Madeline Roth, Un amour
Inégal mais attachant
Il y a des femmes qui résistent aux injonctions normatives (vivre en couple, faire des projets prometteurs) et qui ne s’en cachent pas. Madeline Roth est l’une d’entre elles. Un amour raconte l’histoire d’une liaison faite d’absence plus que de présence. La narratrice, qui exerce le métier de libraire en Avignon, a rencontré sept ans auparavant un artiste qui vivait alors dans la même ville. Ils se sont vite liés, mais d’une manière n’engageant à rien, du moins du côté de l’amant.
Rétif à la vie stable, porté à changer de ville, voire de pays, il s’éloigne (au propre comme au figuré) périodiquement. Cependant, il reste en contact avec elle même à partir de l’étape où, installé en Inde (on se demande pour combien de temps), ils sont séparés par cinq heures de décalage horaire, fait hautement symbolique.
L’entourage de l’héroïne n’en finit plus de lui faire des commentaires négatifs sur cette liaison, s’évertuant à croire et à la convaincre qu’elle est malheureuse. L’est-elle vraiment ? Non, car ce qu’elle souhaite avoir, ce sont des expériences propres à « agrandir la vie » (p. 25), et c’est précisément ce que l’homme en question lui donne. « Tu es la vingt-cinquième heure. La sortie d’autoroute. Tu es une surprise d’un soir de décembre, sans cesse renouvelée. » (p. 32). En Inde, on appelle l’artiste Azad, ce qui signifie « liberté » – tout un programme, pour elle aussi. La narratrice ne s’interdit pas la perspective d’un autre amour ; en attendant, elle savoure celui-ci jusque dans ses manifestations les plus infimes.

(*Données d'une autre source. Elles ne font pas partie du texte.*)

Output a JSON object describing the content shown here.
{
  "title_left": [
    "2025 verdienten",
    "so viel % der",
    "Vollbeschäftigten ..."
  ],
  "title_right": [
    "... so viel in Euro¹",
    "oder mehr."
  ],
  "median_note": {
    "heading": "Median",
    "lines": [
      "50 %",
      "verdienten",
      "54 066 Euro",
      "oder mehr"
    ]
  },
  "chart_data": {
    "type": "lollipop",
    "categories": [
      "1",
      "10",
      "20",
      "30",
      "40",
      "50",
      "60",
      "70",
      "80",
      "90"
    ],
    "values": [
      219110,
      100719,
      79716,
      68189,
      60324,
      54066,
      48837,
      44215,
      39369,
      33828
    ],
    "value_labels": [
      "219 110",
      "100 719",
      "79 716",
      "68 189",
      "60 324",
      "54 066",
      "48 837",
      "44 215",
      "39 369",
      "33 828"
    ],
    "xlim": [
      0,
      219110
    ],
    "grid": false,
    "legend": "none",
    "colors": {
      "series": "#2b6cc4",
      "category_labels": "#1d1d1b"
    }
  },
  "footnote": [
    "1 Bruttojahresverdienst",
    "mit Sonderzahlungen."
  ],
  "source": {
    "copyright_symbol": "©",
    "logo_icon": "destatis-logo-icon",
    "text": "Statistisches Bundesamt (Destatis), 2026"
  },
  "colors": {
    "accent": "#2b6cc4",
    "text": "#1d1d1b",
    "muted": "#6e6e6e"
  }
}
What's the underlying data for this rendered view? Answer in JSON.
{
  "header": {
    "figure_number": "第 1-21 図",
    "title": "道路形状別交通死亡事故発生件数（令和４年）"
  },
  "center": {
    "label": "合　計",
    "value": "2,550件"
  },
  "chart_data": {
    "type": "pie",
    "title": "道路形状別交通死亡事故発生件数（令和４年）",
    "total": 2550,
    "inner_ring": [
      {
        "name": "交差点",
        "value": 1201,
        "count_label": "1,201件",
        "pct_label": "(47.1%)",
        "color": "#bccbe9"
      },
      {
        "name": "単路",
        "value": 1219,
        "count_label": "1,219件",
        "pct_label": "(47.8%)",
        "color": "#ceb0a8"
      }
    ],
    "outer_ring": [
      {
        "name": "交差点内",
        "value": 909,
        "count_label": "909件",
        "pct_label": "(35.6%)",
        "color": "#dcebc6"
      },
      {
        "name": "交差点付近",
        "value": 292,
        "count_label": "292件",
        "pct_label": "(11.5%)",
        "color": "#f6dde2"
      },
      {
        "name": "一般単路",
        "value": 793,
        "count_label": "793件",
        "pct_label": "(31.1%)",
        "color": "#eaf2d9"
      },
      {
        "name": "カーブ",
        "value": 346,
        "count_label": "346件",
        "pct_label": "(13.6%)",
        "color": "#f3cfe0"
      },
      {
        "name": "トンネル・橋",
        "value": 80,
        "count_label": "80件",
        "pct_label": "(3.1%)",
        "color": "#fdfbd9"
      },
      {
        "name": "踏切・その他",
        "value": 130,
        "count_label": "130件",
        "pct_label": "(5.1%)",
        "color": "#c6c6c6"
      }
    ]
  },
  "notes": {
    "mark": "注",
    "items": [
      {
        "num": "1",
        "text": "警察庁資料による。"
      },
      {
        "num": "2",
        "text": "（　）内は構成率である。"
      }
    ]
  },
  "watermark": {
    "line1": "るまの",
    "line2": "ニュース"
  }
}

Chose peu courante en matière d’autofiction : le partenaire absent a accepté d’être raconté, et sans exiger un droit de regard. Cela nous rend le couple hors normes d’autant plus sympathique, puisque de toute évidence, aucun des protagonistes n’abuse de l’autre. Il y a entre eux une forme de respect mutuel devenue rare dans la littérature contemporaine.
Ce récit rappelle par endroits Passion simple d’Annie Ernaux (dont Madeline Roth mentionne l’adaptation cinématographique), par son dépouillement davantage que par son contenu. L’écriture est tantôt distanciée, tantôt lyrique. A notre sens, le second registre est plus appréciable ; le texte apparaît comme inégal, mais n’en reste pas moins émouvant et attachant.
agathe de lastyns
Madeline Roth, Un amour, Do, mai 2025, 87 p. – 13,00 €.